The evolve method simply obtains an IBreeder object from the Configuration and uses it to construct a new Population, before setting the current population to the newly constructed version.


IBreeders coordinate the evolution step, however they do not actually perform or store any of the genetic operators. These are kept in the Configuration object’s m_geneticOperators field.


The default Breeder used is the GABreeder. The following stages are applied to the population:

Fitness Evaluation

The fitness of each individual in the population is first calculated, using the bulk fitness function, or via updateChromosomes if one isn’t provided.

Natural Selectors (Before Genetic Operators)

Each of the NaturalSelectors registered for application before the genetic operator chain runs is run on the population. The default configuration does not set any of these selectors.

Genetic Operators

Each of the genetic operators registered in the configuration is run, one at a time, in order of addition to the Configuration. Implementation for this step appears in BreederBase.applyGeneticOperators. The genetic operators implement an operate method, which runs over the population. These may only add to the population, however; an operator should never modify an individual in the population. A List of IChromosomes is passed as well as a Population, although this is just a reference to the Population‘s internal list.

DefaultConfiguration uses a Crossover operator, followed by a Mutation operator. Parameters to these are given at the end of this post.


The population is then re-evaluated, as it contains new individuals not present before the first round of selection.

Natural Selectors (After Genetic Operators)

Finally, the new population is produced by applying a NaturalSelector to it. If the selector selects too few individuals, JGAP can optionally fill the remainder with random individuals – change MinimumPopSizePercent to turn this on, but it’s off by default.

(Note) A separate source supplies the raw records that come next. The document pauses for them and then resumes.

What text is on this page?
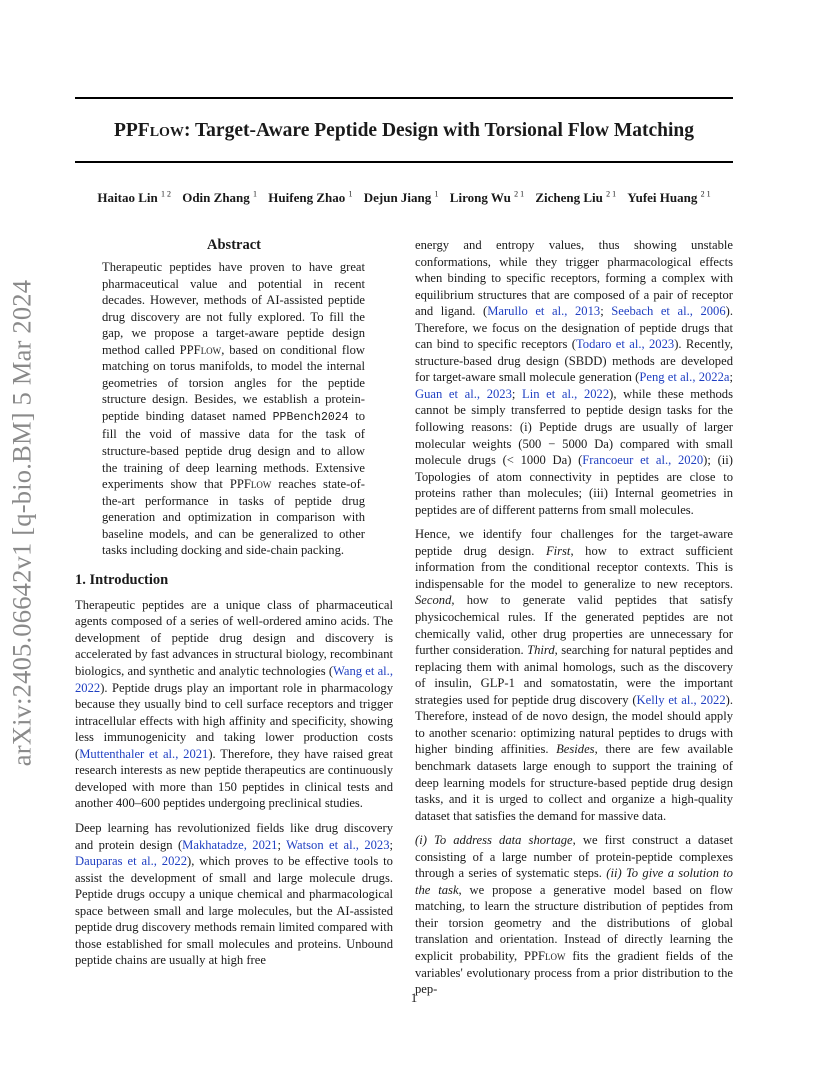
PPFlow: Target-Aware Peptide Design with Torsional Flow Matching
Haitao Lin $^{1 2}$ Odin Zhang $^1$ Huifeng Zhao $^1$ Dejun Jiang $^1$ Lirong Wu $^{2 1}$ Zicheng Liu $^{2 1}$ Yufei Huang $^{2 1}$
arXiv:2405.06642v1 [q-bio.BM] 5 Mar 2024
Abstract
Therapeutic peptides have proven to have great pharmaceutical value and potential in recent decades. However, methods of AI-assisted peptide drug discovery are not fully explored. To fill the gap, we propose a target-aware peptide design method called PPFlow, based on conditional flow matching on torus manifolds, to model the internal geometries of torsion angles for the peptide structure design. Besides, we establish a protein-peptide binding dataset named PPBench2024 to fill the void of massive data for the task of structure-based peptide drug design and to allow the training of deep learning methods. Extensive experiments show that PPFlow reaches state-of-the-art performance in tasks of peptide drug generation and optimization in comparison with baseline models, and can be generalized to other tasks including docking and side-chain packing.
1. Introduction

Therapeutic peptides are a unique class of pharmaceutical agents composed of a series of well-ordered amino acids. The development of peptide drug design and discovery is accelerated by fast advances in structural biology, recombinant biologics, and synthetic and analytic technologies (Wang et al., 2022). Peptide drugs play an important role in pharmacology because they usually bind to cell surface receptors and trigger intracellular effects with high affinity and specificity, showing less immunogenicity and taking lower production costs (Muttenthaler et al., 2021). Therefore, they have raised great research interests as new peptide therapeutics are continuously developed with more than 150 peptides in clinical tests and another 400–600 peptides undergoing preclinical studies.

Deep learning has revolutionized fields like drug discovery and protein design (Makhatadze, 2021; Watson et al., 2023; Dauparas et al., 2022), which proves to be effective tools to assist the development of small and large molecule drugs. Peptide drugs occupy a unique chemical and pharmacological space between small and large molecules, but the AI-assisted peptide drug discovery methods remain limited compared with those established for small molecules and proteins. Unbound peptide chains are usually at high free

energy and entropy values, thus showing unstable conformations, while they trigger pharmacological effects when binding to specific receptors, forming a complex with equilibrium structures that are composed of a pair of receptor and ligand. (Marullo et al., 2013; Seebach et al., 2006). Therefore, we focus on the designation of peptide drugs that can bind to specific receptors (Todaro et al., 2023). Recently, structure-based drug design (SBDD) methods are developed for target-aware small molecule generation (Peng et al., 2022a; Guan et al., 2023; Lin et al., 2022), while these methods cannot be simply transferred to peptide design tasks for the following reasons: (i) Peptide drugs are usually of larger molecular weights (500 − 5000 Da) compared with small molecule drugs (< 1000 Da) (Francoeur et al., 2020); (ii) Topologies of atom connectivity in peptides are close to proteins rather than molecules; (iii) Internal geometries in peptides are of different patterns from small molecules.

Hence, we identify four challenges for the target-aware peptide drug design. First, how to extract sufficient information from the conditional receptor contexts. This is indispensable for the model to generalize to new receptors. Second, how to generate valid peptides that satisfy physicochemical rules. If the generated peptides are not chemically valid, other drug properties are unnecessary for further consideration. Third, searching for natural peptides and replacing them with animal homologs, such as the discovery of insulin, GLP-1 and somatostatin, were the important strategies used for peptide drug discovery (Kelly et al., 2022). Therefore, instead of de novo design, the model should apply to another scenario: optimizing natural peptides to drugs with higher binding affinities. Besides, there are few available benchmark datasets large enough to support the training of deep learning models for structure-based peptide drug design tasks, and it is urged to collect and organize a high-quality dataset that satisfies the demand for massive data.

(i) To address data shortage, we first construct a dataset consisting of a large number of protein-peptide complexes through a series of systematic steps. (ii) To give a solution to the task, we propose a generative model based on flow matching, to learn the structure distribution of peptides from their torsion geometry and the distributions of global translation and orientation. Instead of directly learning the explicit probability, PPFlow fits the gradient fields of the variables' evolutionary process from a prior distribution to the pep-

1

The Default JGAP Configuration

DefaultConfiguration sets up the following operator chain:

Genetic Operators


Rate: 35%, which translates to populationSize * 0.35 crossover operations per generation. Each crossover produces 2 individuals. Crossover point is random.


Desired Rate: 12. The rate for this one is a little different; mutation occurs if a random integer between 0 and the rate (12) is 0, thus it equates to a probability of 1/12. This operation is applied to each gene in each element of the population (excluding those produced by crossover), so the rough likelihood of a mutation being applied is (1/rate) * popSize * chromosomeSize. For each gene that is to be mutated, a copy of the whole IChromosome that contains it is made, with the selected Gene mutated via its applyMutation method.

Natural Selector

One selector is defined by default, which is the BestChromosomesSelector. This selector is given the following parameters:

Original Rate: 0.9. 90% of the population size allotted to this selector will actually be used. The selector is elitist, so this will return the top populationSize * 0.9 elements. The remaining 10% is filled by cloning the selected elements, one by one, in order of fitness until the population size reaches the limit.

Doublette Chromosomes Allowed? Yes. Doublettes are equivalent chromosomes (by equals()).

Configuration Parameters

The configuration specifies that the pool of selectors will select 100% of the population size. However, the only selector is configured to produce only 90% of the population size each time.

keepPopulationSizeConstant is also set to true, which dictates that the population is trimmed to size at each iteration. Somewhat counter-intuitively, this does not cause the population size to be increased if it falls below the user supplied value; it doesn’t enforce a minimum, only a maximum

minimumPopSizePercent is set to zero, so random individuals will never be used to fill the population if it declines below the limit (won’t ever happen under these conditions).

So What is the Default?

The default configuration is an elitist ranking selector that clones the top 90% of the user-specified population size, repeating it to fill the rest. Crossover is random point with a rate of populationSize * 0.35. Mutation is random and applied at  to 1 in 12 genes in the whole population (i.e. the rate is dictated by chromosome size * population size / 12).